Diriwayatkan oleh Ibnu Majah: 2046 dan Ahmad dalam Musnadnya: 26360, Abu Ya’la dalam Musnadnya: 4444 dari ‘Aisyah –radhiyallahu ‘anha- bahwa Rasulullah –shallallahu ‘alaihi wa sallam- bersabda:
(لَا طَلَاقَ وَلَا عَتَاقَ فِي إِغْلَاقٍ) وحسنه الألباني في " صحيح وضعيف سنن ابن ماجة "(2046(
“Tidak ada talak juga tidak ada pemerdekaan (budak) secara paksa”. (Dihasankan oleh Albani dalam Shahih wa Dha’if Sunan Ibnu Majah: 2046)
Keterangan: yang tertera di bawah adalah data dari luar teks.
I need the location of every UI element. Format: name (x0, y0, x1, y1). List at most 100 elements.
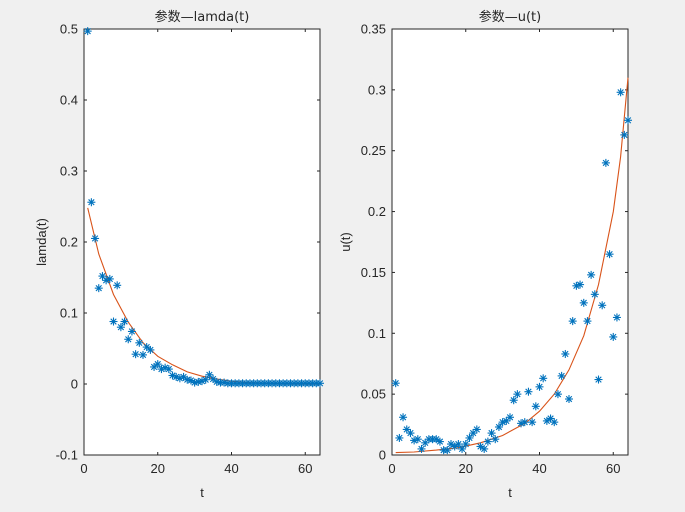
plot-title-u: 参数—u(t) (479, 9, 541, 25)
y-tick-label-u: 0 (379, 448, 386, 463)
data-point-lamda (316, 379, 324, 388)
plot-area-u (391, 28, 629, 456)
data-point-u (399, 413, 408, 422)
data-point-lamda (146, 345, 155, 354)
data-point-lamda (109, 317, 118, 326)
data-point-u (539, 374, 548, 383)
y-axis-label-u: u(t) (338, 232, 353, 252)
data-point-lamda (124, 335, 133, 344)
data-point-u (590, 290, 599, 299)
y-tick-label-lamda: 0.1 (60, 306, 78, 321)
data-point-lamda (135, 338, 144, 347)
data-point-u (417, 444, 426, 453)
y-tick-label-lamda: 0.4 (60, 93, 78, 108)
data-point-u (612, 313, 621, 322)
data-point-lamda (139, 350, 147, 359)
data-point-u (402, 425, 411, 434)
data-point-u (487, 429, 496, 438)
y-tick-label-u: 0.2 (368, 204, 386, 219)
data-point-lamda (127, 327, 136, 336)
data-point-u (565, 395, 573, 404)
data-point-u (432, 435, 441, 444)
data-point-u (461, 440, 470, 449)
data-point-lamda (150, 362, 159, 371)
data-point-u (491, 435, 500, 444)
data-point-u (587, 270, 596, 279)
data-point-u (624, 116, 632, 125)
data-point-lamda (91, 234, 100, 243)
data-point-u (583, 317, 592, 326)
data-point-u (568, 317, 577, 326)
data-point-lamda (153, 360, 162, 369)
data-point-u (553, 390, 562, 399)
x-tick-label-lamda: 0 (80, 461, 87, 476)
points-u (391, 88, 632, 455)
data-point-lamda (102, 276, 111, 285)
data-point-u (494, 423, 503, 432)
data-point-u (528, 418, 537, 427)
data-point-u (410, 436, 419, 445)
data-point-u (616, 88, 625, 97)
data-point-u (435, 437, 444, 446)
data-point-u (576, 280, 585, 289)
x-tick-label-u: 60 (606, 461, 620, 476)
data-point-u (454, 440, 463, 449)
data-point-u (465, 433, 474, 442)
x-tick-label-lamda: 20 (151, 461, 165, 476)
plot-area-lamda (83, 28, 321, 456)
data-point-u (531, 402, 540, 411)
data-point-u (520, 418, 529, 427)
data-point-u (413, 435, 422, 444)
y-tick-label-u: 0.1 (368, 326, 386, 341)
y-tick-label-lamda: 0 (71, 377, 78, 392)
data-point-lamda (120, 317, 129, 326)
data-point-lamda (94, 284, 103, 293)
data-point-lamda (131, 350, 140, 359)
y-tick-label-u: 0.05 (361, 387, 386, 402)
ticks-u: 0 20 40 60 0 0.05 0.1 0.15 0.2 0.25 0.3 0.35 (361, 22, 628, 476)
data-point-u (561, 349, 570, 358)
data-point-lamda (142, 343, 151, 352)
y-tick-label-u: 0.35 (361, 22, 386, 37)
data-point-u (594, 375, 603, 384)
data-point-u (480, 444, 489, 453)
data-point-lamda (164, 365, 173, 374)
data-point-u (557, 371, 566, 380)
data-point-u (502, 416, 511, 425)
x-tick-label-u: 40 (532, 461, 546, 476)
x-axis-label-u: t (508, 485, 512, 500)
data-point-u (550, 418, 559, 427)
y-tick-label-u: 0.25 (361, 143, 386, 158)
y-axis-label-lamda: lamda(t) (34, 218, 49, 266)
data-point-lamda (179, 372, 188, 381)
data-point-u (513, 390, 522, 399)
data-point-u (506, 413, 514, 422)
ticks-lamda: 0 20 40 60-0.100.10.20.30.40.5 (56, 22, 320, 476)
data-point-u (524, 387, 533, 396)
data-point-u (443, 446, 452, 455)
y-tick-label-u: 0.3 (368, 82, 386, 97)
data-point-u (406, 429, 415, 438)
data-point-u (395, 433, 404, 442)
x-tick-label-u: 20 (459, 461, 473, 476)
plot-title-lamda: 参数—lamda(t) (155, 9, 250, 25)
y-tick-label-lamda: 0.5 (60, 22, 78, 37)
x-tick-label-u: 0 (388, 461, 395, 476)
data-point-lamda (113, 281, 122, 290)
points-lamda (83, 27, 324, 388)
data-point-lamda (87, 198, 96, 207)
y-tick-label-lamda: 0.2 (60, 235, 78, 250)
data-point-u (476, 442, 485, 451)
data-point-u (609, 332, 618, 341)
data-point-u (391, 379, 400, 388)
data-point-lamda (116, 323, 125, 332)
data-point-lamda (83, 27, 92, 36)
data-point-u (605, 250, 614, 259)
data-point-u (579, 298, 588, 307)
data-point-u (620, 130, 629, 139)
data-point-u (458, 444, 467, 453)
data-point-u (472, 425, 481, 434)
x-tick-label-lamda: 40 (224, 461, 238, 476)
data-point-lamda (201, 375, 210, 384)
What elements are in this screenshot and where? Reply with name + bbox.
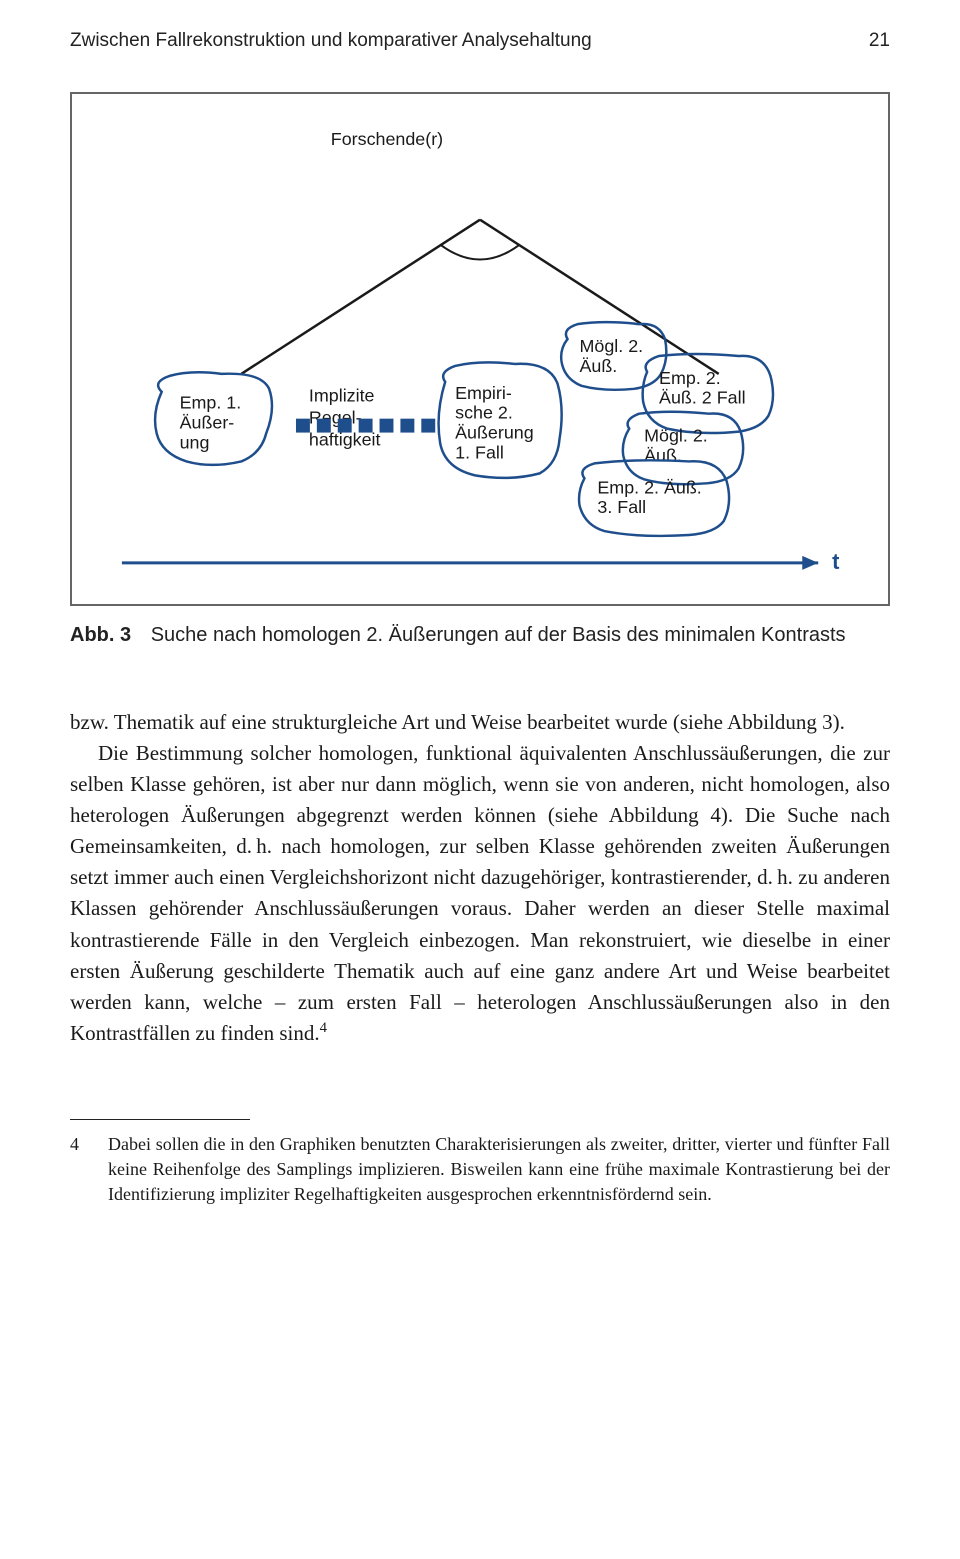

Para ulama telah berbeda pendapat dalam memahami arti dari “al ighlaq”, sebagian mereka mentafsirinya sebagai paksaan, al Khithabi berkata: “Arti dari al ighlaq adalah al ikrah (paksaan)”. Umar bin Khottab, Ali bin Abi Thalib, Ibnu Umar dan Ibnu Abbas –radhiyallahu ‘anhum- mereka tidak berpendapat bahwa talak dengan terpaksa tidak dianggap talak, pendapat ini juga pendapat Syuraih, ‘Atha, Thawus, Jabir bin Zaid, al Hasan, Umar bin Abdul Aziz, al Qasim dan Salim, demikian juga Malik bin Anas, al Auza’i, Syafi’i, Ahmad bin Hambal dan Ishak bin Rahawaih”. (Ma’alim Sunan: 3/242)
Dan disebutkan di dalam “At Taisir fil Jami’ as Shaghir (2/501):
( لَا طَلَاقَ وَلَا عَتَاقَ فِي إِغْلَاقٍ )
“Tidak ada talak dan tidak ada pemerdekaan (budak) dalam keadaan terpaksa”.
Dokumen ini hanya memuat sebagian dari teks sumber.